南ア、イスラエルのラファ攻撃阻止を国際司法裁に請求

南アフリカは16日、国際司法裁判所(ICJ)に対し、イスラエルが計画しているパレスチナ自治区ガザ地区南部ラファへの軍事攻撃を阻止するよう請求した。

イスラエルは17日に、これに回答する予定。

南アフリカはまた、ガザ地区への援助職員やジャーナリスト、調査員に対する「無制限のアクセス」を認めるよう、イスラエルに求めた。

南アフリカは今年1月にも、イスラエルがガザ地区でジェノサイド(集団虐殺)を行っているとして、ICJで訴訟を起こしている。イスラエルは、南アフリカの主張には「全く根拠がない」と、訴えを否定している。

国連や各国が民間人への多大なリスクを警告する中、イスラエルは10日前にラファにいるハマスへの攻撃を開始した。ラファには100万人以上のパレスチナ人が避難しているが、ラファへの攻撃が始まってからは60万人近くがラファを離れている。

南アフリカによるICJへの請求はこれで3件目となる。同国の与党は長年、パレスチナ人の大義に連帯を示している。

南アフリカは今回、イスラエルがラファを含むガザ各地で「ジェノサイド的な」作戦を行っていると非難し、「停止命令が必要だ」と主張した。

南アフリカのヴォーン・ロウ弁護士は、「恐ろしい犯罪や残虐行為の証拠が、文字通り破壊され、ブルドーザーで壊されている。その結果、これらの犯罪を犯した人々の罪が帳消しになり、正義が愚弄(ぐろう)されている」と述べた。

イスラエルは、ラファに残っているハマスの部隊を破壊し、同地区で捕らえられているとみられる残り130人のイスラエル人の人質を救出するのに、ラファでの作戦が必要だと主張している。

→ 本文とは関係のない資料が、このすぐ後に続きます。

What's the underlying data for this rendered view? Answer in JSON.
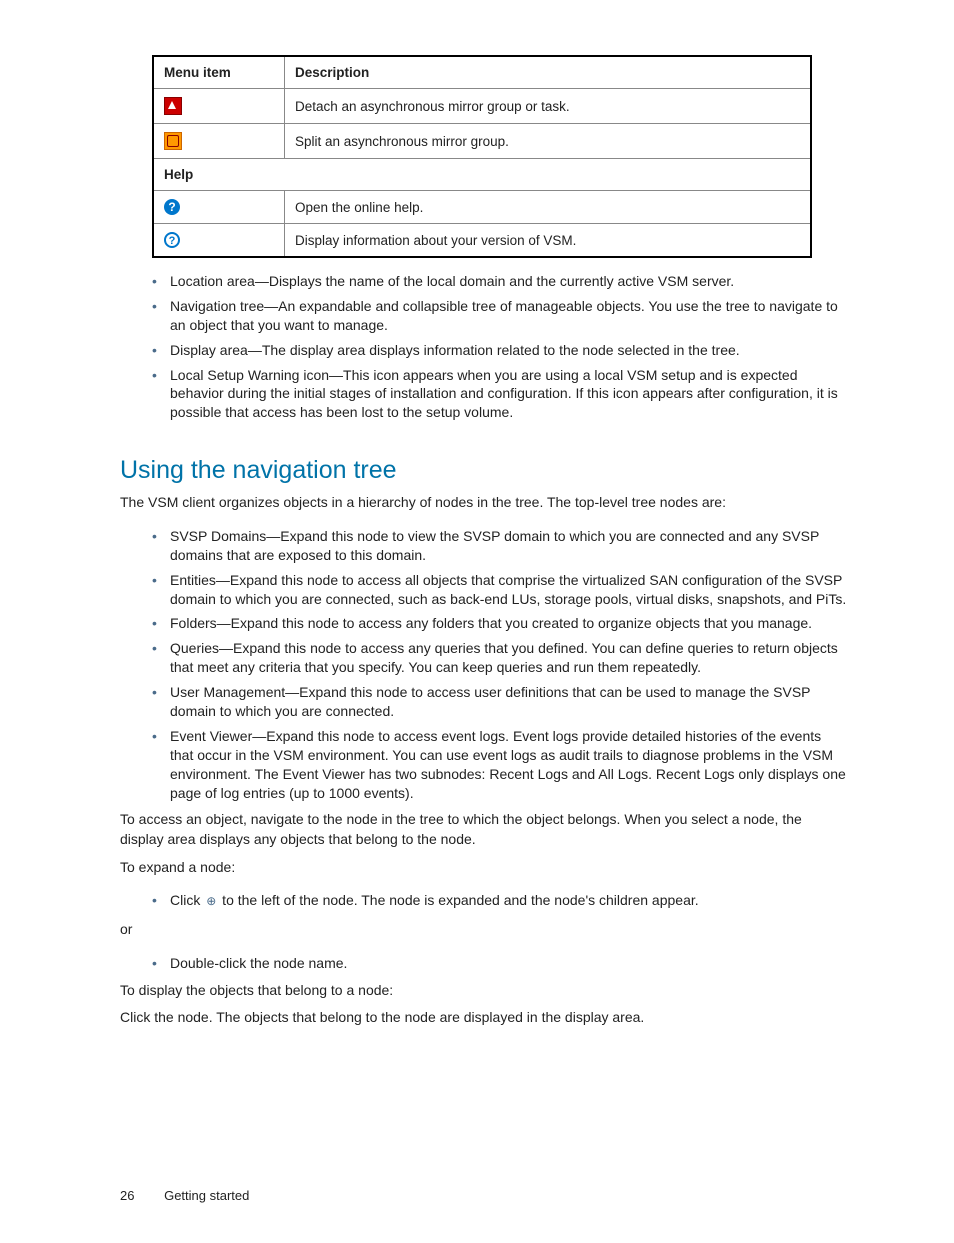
{
  "table": {
    "headers": {
      "col1": "Menu item",
      "col2": "Description"
    },
    "row_detach": "Detach an asynchronous mirror group or task.",
    "row_split": "Split an asynchronous mirror group.",
    "section_help": "Help",
    "row_help_open": "Open the online help.",
    "row_help_about": "Display information about your version of VSM."
  },
  "list_a": {
    "i0": "Location area—Displays the name of the local domain and the currently active VSM server.",
    "i1": "Navigation tree—An expandable and collapsible tree of manageable objects. You use the tree to navigate to an object that you want to manage.",
    "i2": "Display area—The display area displays information related to the node selected in the tree.",
    "i3": "Local Setup Warning icon—This icon appears when you are using a local VSM setup and is expected behavior during the initial stages of installation and configuration. If this icon appears after configuration, it is possible that access has been lost to the setup volume."
  },
  "heading": "Using the navigation tree",
  "intro": "The VSM client organizes objects in a hierarchy of nodes in the tree. The top-level tree nodes are:",
  "list_b": {
    "i0": "SVSP Domains—Expand this node to view the SVSP domain to which you are connected and any SVSP domains that are exposed to this domain.",
    "i1": "Entities—Expand this node to access all objects that comprise the virtualized SAN configuration of the SVSP domain to which you are connected, such as back-end LUs, storage pools, virtual disks, snapshots, and PiTs.",
    "i2": "Folders—Expand this node to access any folders that you created to organize objects that you manage.",
    "i3": "Queries—Expand this node to access any queries that you defined. You can define queries to return objects that meet any criteria that you specify. You can keep queries and run them repeatedly.",
    "i4": "User Management—Expand this node to access user definitions that can be used to manage the SVSP domain to which you are connected.",
    "i5": "Event Viewer—Expand this node to access event logs. Event logs provide detailed histories of the events that occur in the VSM environment. You can use event logs as audit trails to diagnose problems in the VSM environment. The Event Viewer has two subnodes: Recent Logs and All Logs. Recent Logs only displays one page of log entries (up to 1000 events)."
  },
  "para_access": "To access an object, navigate to the node in the tree to which the object belongs. When you select a node, the display area displays any objects that belong to the node.",
  "para_expand": "To expand a node:",
  "bullet_click_before": "Click ",
  "bullet_click_after": " to the left of the node. The node is expanded and the node's children appear.",
  "or": "or",
  "bullet_dblclick": "Double-click the node name.",
  "para_display": "To display the objects that belong to a node:",
  "para_clicknode": "Click the node. The objects that belong to the node are displayed in the display area.",
  "footer": {
    "page": "26",
    "section": "Getting started"
  }
}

ICJは1月、イスラエルに対し、ガザ地区でのジェノサイドを防ぐためにあらゆる対策を講じるよう、暫定的に命じた。また、ガザ住民への援助を可能にする「即時かつ効果的な措置」をとるよう命じた。

ジョーン・ドノヒュー判事長は4月にBBCに対し、ICJはこれがジェノサイドに値するかをまだ決定していないが、南アフリカが主張するように、パレスチナ人にはジェノサイドから守られる権利があると判断したと説明した。

ICJがジェノサイドに関する判断を下すには数年かかるとみられる。ICJの命令には法的拘束力があるが、ICJには命令を強制執行する力はない。

昨年10月7日のハマスによるイスラエル奇襲では、イスラエル側で約1200人が殺害され、252人が人質に取られた。イスラエルは直後にハマス壊滅を掲げてガザで軍事作戦を開始した。

ハマス運営のガザ保健省は、イスラエルの報復攻撃による同地区での死者は3万5270人に上るとしている。